Artigos e Cronicas

27/11/2017 07:54

Educação Política

Vicente Vuolo*

Faltam líderes democráticos no Brasil. Líderes participativos, com a consciência coletiva, na qual, suas decisões são tomadas após debate e com respaldo da sociedade.

É preocupante essa ausência de nomes probos na sua amplitude, que nos faça sentir mais seguros com o futuro que se apresenta.

Não estamos falando de líderes autocráticos, na qual se impõe as suas ideias e decisões à população. Estes, são muitos. E se apresentam como “salvador da pátria”, revelando-se apenas com uma simples característica ou aptidão para uma determinada ação boa, mas com propostas paliativas.

Eles trazem um discurso populista, messiânico, encharcado de demagogia. Problemas sérios como a violência, por exemplo, são tratados apenas como uma questão policial, e não educacional.

A falta de educação política os coloca num pragmatismo, sem qualquer preocupação com a próxima geração.

Um bom líder é aquele capaz de extrair o melhor de cada pessoa - nunca pensando de forma setorial, corporativa e, muito menos pessoal – e consegue levar adiante ideias e projetos sustentáveis para a maioria da população, a partir de sua integridade e entusiasmo.

A liderança política é uma discussão antiga na Filosofia, desde Aristóteles, no século IV a.C. e revela uma disposição estável de praticar o bem.
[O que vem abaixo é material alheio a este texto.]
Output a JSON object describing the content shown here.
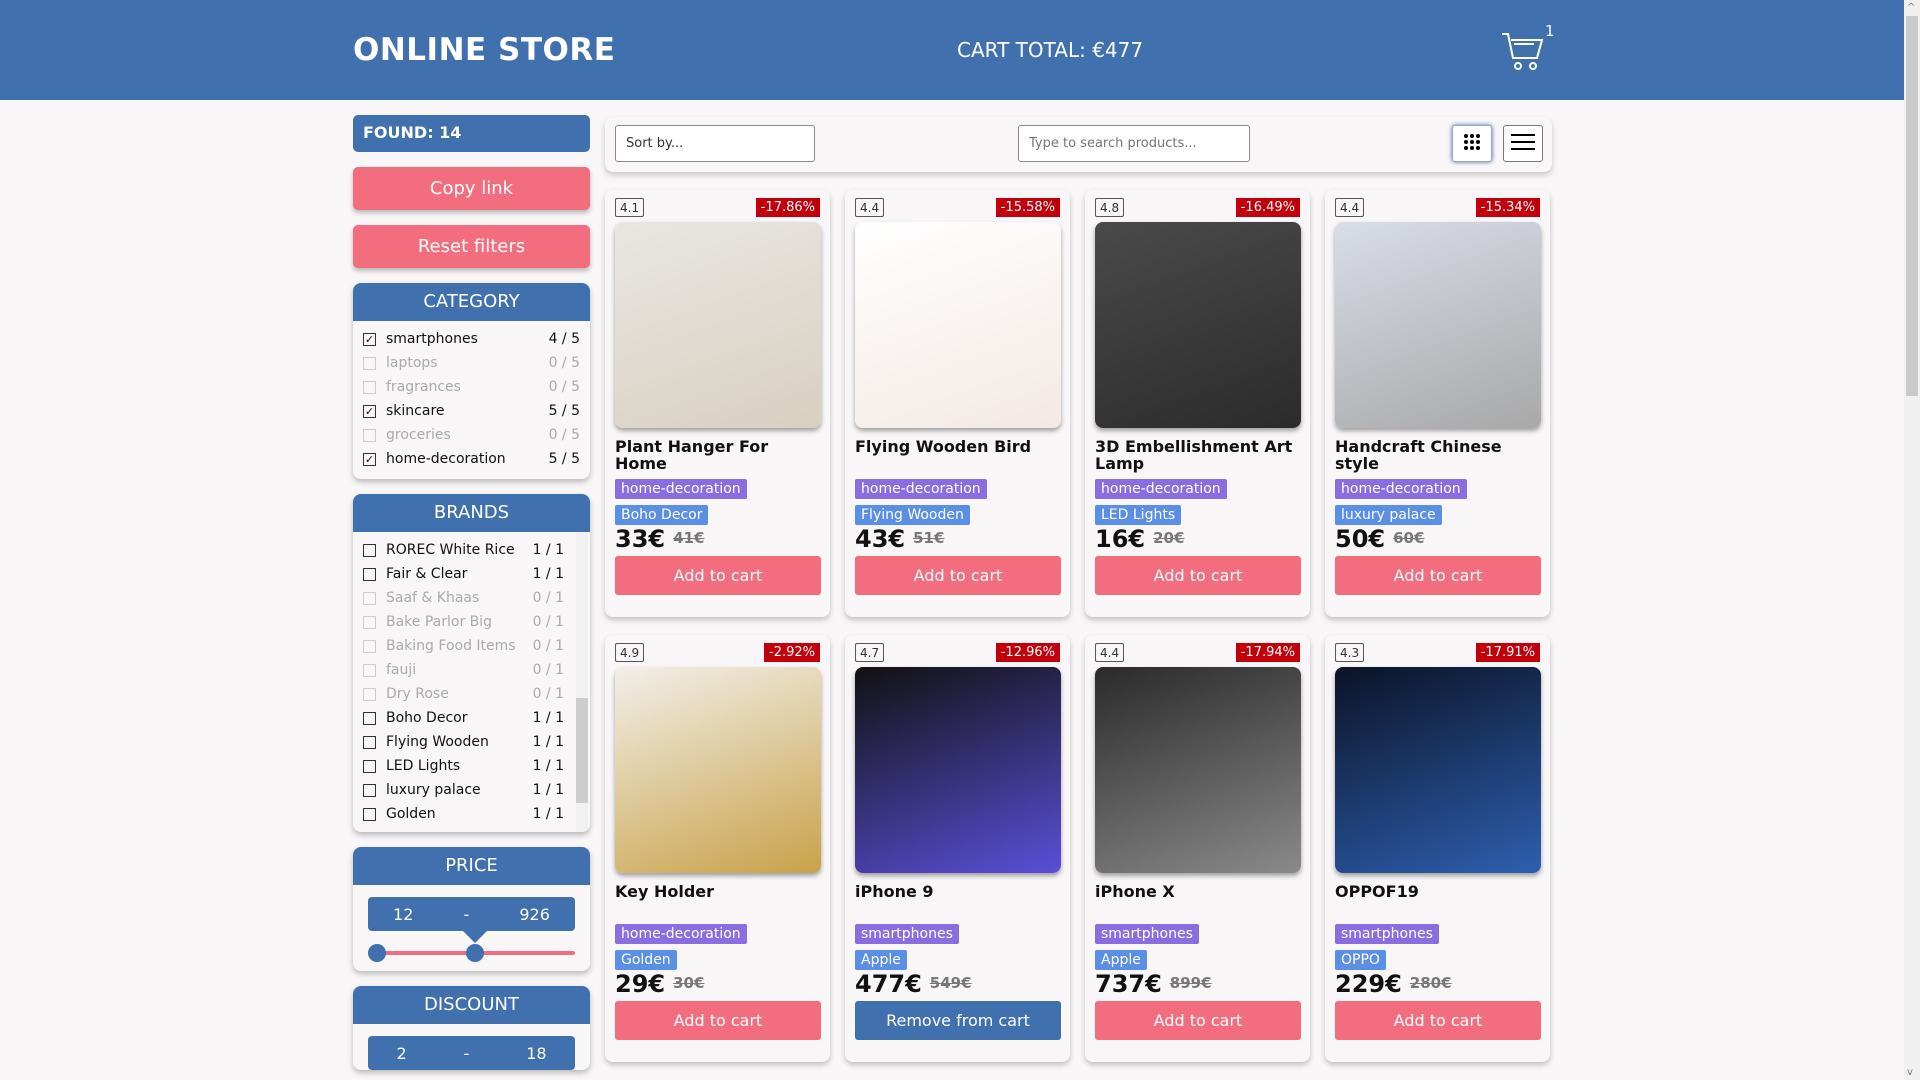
{
  "header": {
    "logo": "ONLINE STORE",
    "cart_total": "CART TOTAL: €477",
    "cart_count": "1"
  },
  "sidebar": {
    "found": "FOUND: 14",
    "copy_link": "Copy link",
    "reset": "Reset filters",
    "category": {
      "title": "CATEGORY",
      "items": [
        {
          "label": "smartphones",
          "count": "4 / 5",
          "checked": true,
          "disabled": false
        },
        {
          "label": "laptops",
          "count": "0 / 5",
          "checked": false,
          "disabled": true
        },
        {
          "label": "fragrances",
          "count": "0 / 5",
          "checked": false,
          "disabled": true
        },
        {
          "label": "skincare",
          "count": "5 / 5",
          "checked": true,
          "disabled": false
        },
        {
          "label": "groceries",
          "count": "0 / 5",
          "checked": false,
          "disabled": true
        },
        {
          "label": "home-decoration",
          "count": "5 / 5",
          "checked": true,
          "disabled": false
        }
      ]
    },
    "brands": {
      "title": "BRANDS",
      "items": [
        {
          "label": "ROREC White Rice",
          "count": "1 / 1",
          "disabled": false
        },
        {
          "label": "Fair & Clear",
          "count": "1 / 1",
          "disabled": false
        },
        {
          "label": "Saaf & Khaas",
          "count": "0 / 1",
          "disabled": true
        },
        {
          "label": "Bake Parlor Big",
          "count": "0 / 1",
          "disabled": true
        },
        {
          "label": "Baking Food Items",
          "count": "0 / 1",
          "disabled": true
        },
        {
          "label": "fauji",
          "count": "0 / 1",
          "disabled": true
        },
        {
          "label": "Dry Rose",
          "count": "0 / 1",
          "disabled": true
        },
        {
          "label": "Boho Decor",
          "count": "1 / 1",
          "disabled": false
        },
        {
          "label": "Flying Wooden",
          "count": "1 / 1",
          "disabled": false
        },
        {
          "label": "LED Lights",
          "count": "1 / 1",
          "disabled": false
        },
        {
          "label": "luxury palace",
          "count": "1 / 1",
          "disabled": false
        },
        {
          "label": "Golden",
          "count": "1 / 1",
          "disabled": false
        }
      ]
    },
    "price": {
      "title": "PRICE",
      "min": "12",
      "sep": "-",
      "max": "926"
    },
    "discount": {
      "title": "DISCOUNT",
      "min": "2",
      "sep": "-",
      "max": "18"
    }
  },
  "toolbar": {
    "sort_placeholder": "Sort by...",
    "search_placeholder": "Type to search products...",
    "view": "grid"
  },
  "products": [
    {
      "rating": "4.1",
      "discount": "-17.86%",
      "title": "Plant Hanger For Home",
      "category": "home-decoration",
      "brand": "Boho Decor",
      "price": "33€",
      "old_price": "41€",
      "button": "Add to cart",
      "in_cart": false,
      "colors": [
        "#e9e6e3",
        "#d8d0c0"
      ]
    },
    {
      "rating": "4.4",
      "discount": "-15.58%",
      "title": "Flying Wooden Bird",
      "category": "home-decoration",
      "brand": "Flying Wooden",
      "price": "43€",
      "old_price": "51€",
      "button": "Add to cart",
      "in_cart": false,
      "colors": [
        "#ffffff",
        "#f3e9e4"
      ]
    },
    {
      "rating": "4.8",
      "discount": "-16.49%",
      "title": "3D Embellishment Art Lamp",
      "category": "home-decoration",
      "brand": "LED Lights",
      "price": "16€",
      "old_price": "20€",
      "button": "Add to cart",
      "in_cart": false,
      "colors": [
        "#4a4a4a",
        "#2b2b2b"
      ]
    },
    {
      "rating": "4.4",
      "discount": "-15.34%",
      "title": "Handcraft Chinese style",
      "category": "home-decoration",
      "brand": "luxury palace",
      "price": "50€",
      "old_price": "60€",
      "button": "Add to cart",
      "in_cart": false,
      "colors": [
        "#d9dde8",
        "#a8a8a8"
      ]
    },
    {
      "rating": "4.9",
      "discount": "-2.92%",
      "title": "Key Holder",
      "category": "home-decoration",
      "brand": "Golden",
      "price": "29€",
      "old_price": "30€",
      "button": "Add to cart",
      "in_cart": false,
      "colors": [
        "#f2efe9",
        "#c9a24a"
      ]
    },
    {
      "rating": "4.7",
      "discount": "-12.96%",
      "title": "iPhone 9",
      "category": "smartphones",
      "brand": "Apple",
      "price": "477€",
      "old_price": "549€",
      "button": "Remove from cart",
      "in_cart": true,
      "colors": [
        "#111111",
        "#5a4fd8"
      ]
    },
    {
      "rating": "4.4",
      "discount": "-17.94%",
      "title": "iPhone X",
      "category": "smartphones",
      "brand": "Apple",
      "price": "737€",
      "old_price": "899€",
      "button": "Add to cart",
      "in_cart": false,
      "colors": [
        "#2a2a2a",
        "#8a8a8a"
      ]
    },
    {
      "rating": "4.3",
      "discount": "-17.91%",
      "title": "OPPOF19",
      "category": "smartphones",
      "brand": "OPPO",
      "price": "229€",
      "old_price": "280€",
      "button": "Add to cart",
      "in_cart": false,
      "colors": [
        "#0b1326",
        "#2d5fb0"
      ]
    }
  ]
}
Segundo Aristóteles, “liderança” é uma virtude, e não um dom como um presente recebido por Deus.

O filósofo grego afirmava: “virtude é uma disposição adquirida de fazer o bem, e se aperfeiçoar com o hábito”. 
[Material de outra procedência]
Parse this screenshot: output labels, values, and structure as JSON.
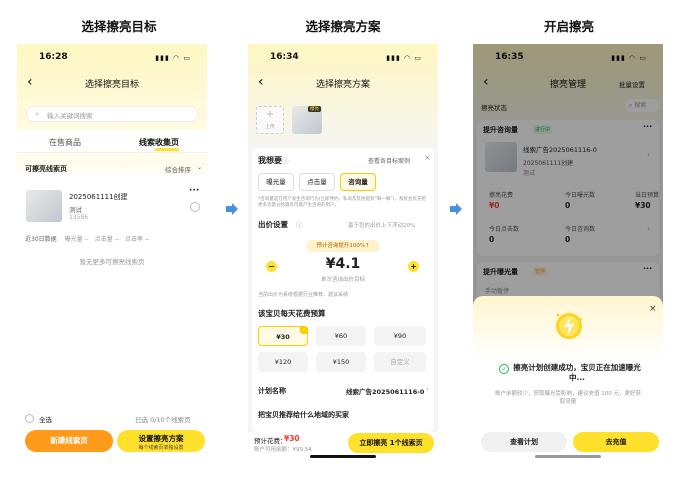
{
  "captions": [
    "选择擦亮目标",
    "选择擦亮方案",
    "开启擦亮"
  ],
  "p1": {
    "time": "16:28",
    "title": "选择擦亮目标",
    "search_placeholder": "输入关键词搜索",
    "tabs": [
      "在售商品",
      "线索收集页"
    ],
    "section_label": "可擦亮线索页",
    "sort": "综合排序",
    "item": {
      "name": "2025061111创建",
      "sub": "测试",
      "id": "13586"
    },
    "stats": [
      "近30日数据",
      "曝光量",
      "点击量",
      "点击率"
    ],
    "stat_dash": "--",
    "empty_hint": "暂无更多可擦亮线索页",
    "select_all": "全选",
    "selected_count": "已选 0/10个线索页",
    "btn_new": "新建线索页",
    "btn_setup": "设置擦亮方案",
    "btn_setup_sub": "每个线索页单独设置"
  },
  "p2": {
    "time": "16:34",
    "title": "选择擦亮方案",
    "upload": "上传",
    "thumb_badge": "擦亮",
    "want_label": "我想要",
    "view_example": "查看各目标案例",
    "goals": [
      "曝光量",
      "点击量",
      "咨询量"
    ],
    "goal_note": "*咨询量是在用户发生咨询行为(立即预约、私询及其他提到“聊一聊”)，系统会优先把更多流量分给最有可能产生咨询的用户。",
    "bid_label": "出价设置",
    "bid_hint": "基于您的出价上下浮动20%",
    "predict": "预计咨询提升100%↑",
    "bid_value": "¥4.1",
    "bid_unit": "单次咨询出价目标",
    "bid_note": "当前出价为系统根据行业推荐，建议采纳",
    "budget_label": "该宝贝每天花费预算",
    "prices": [
      "¥30",
      "¥60",
      "¥90",
      "¥120",
      "¥150",
      "自定义"
    ],
    "plan_label": "计划名称",
    "plan_value": "线索广告2025061116-0",
    "region_label": "把宝贝推荐给什么地域的买家",
    "est_label": "预计花费：",
    "est_value": "¥30",
    "balance": "账户可用余额：¥99.54",
    "submit": "立即擦亮 1个线索页"
  },
  "p3": {
    "time": "16:35",
    "title": "擦亮管理",
    "batch": "批量设置",
    "status_filter": "擦亮状态",
    "search": "搜索",
    "card1_title": "提升咨询量",
    "card1_badge": "进行中",
    "card1_name": "线索广告2025061116-0",
    "card1_item": "2025061111创建",
    "card1_sub": "测试",
    "stats_top": [
      [
        "擦亮花费",
        "¥0"
      ],
      [
        "今日曝光数",
        "0"
      ],
      [
        "当日预算",
        "¥30"
      ]
    ],
    "stats_bottom": [
      [
        "今日点击数",
        "0"
      ],
      [
        "今日咨询数",
        "0"
      ]
    ],
    "card2_title": "提升曝光量",
    "card2_badge": "暂停",
    "card2_sub": "手动暂停",
    "success_title": "擦亮计划创建成功，宝贝正在加速曝光中...",
    "success_note": "账户余额较少，获取曝光受影响，建议充值 100 元，更好获取流量",
    "btn_view": "查看计划",
    "btn_recharge": "去充值"
  },
  "colors": {
    "brand_yellow": "#ffe02a",
    "orange": "#ff9a1a",
    "red": "#ff3b30",
    "success_green": "#1db954",
    "arrow_blue": "#4a90e2"
  }
}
Platão argumentava em “A República” que o regente precisava ser educado com a razão, descrevendo o seu ideal de “rei filósofo”.                

Porém, acadêmicos argumentam que a “liderança” como tema de pesquisa científica surgiu apenas depois da década de 1930 fora do campo da filosofia e da história.

Com o passar do tempo, houve uma evolução de teorias que descreviam traços e características pessoais dos líderes eficazes, chegando a uma abordagem situacional, que propõe um estilo mais flexível, adaptativo para a liderança eficaz.

O Brasil precisa de líderes. Pessoas com uma visão clara do futuro com uma sensibilidade aguçada para este futuro de acordo com os anseios da população e um senso de responsabilidade para com o país.  

Para que nossa sociedade produza mais líderes com essas características, a política precisa ser vista como uma atividade humana positiva, realizada por todas as pessoas. Precisamos tirar da política o estigma de lugar de ladrões e espertalhões.

A lei e as instituições precisam ser duras em quem rouba e se enriquece às custas do eleitor. Assim como devemos estimular que a política faça parte das escolas, desde os primeiros anos, promovendo a criatividade das crianças, os debates de ideias e a valorização da ética.                   

Chegou a hora de vivenciar a representação e todas as formas de fazer política. Nas escolas, como grêmios estudantis, com clubes de debates. Nos locais de trabalho e em todas as formas de participação que a lei possibilita e, fazendo novas leis com mais espaços de participação.                  

Julgo importante, também, que os pais participem mais da fiscalização da escola, do orçamento e das atividades, que debatam o projeto pedagógico da escola.

É fundamental que os usuários do sistema de saúde participem efetivamente dos Conselhos de Saúde (Lei nº 8.142/90).                 

É nosso dever como cidadão romper a apatia da não participação, da transferência de responsabilidades. Mudar a política requer ação, disposição e responsabilidade.  

De cada um e de todas as pessoas. Com isso, vamos produzir milhões de líderes.                  

Vamos continuar a ser uma pátria de chuteiras, pois as crianças continuarão a ter o acesso livre e democrático à bola.

Mas também seremos uma pátria de cidadãos-líderes, onde a política será limpa e parte da vida de cada uma das pessoas.

VICENTE VUOLO é economista, cientista político e analista legislativo do Senado Federal.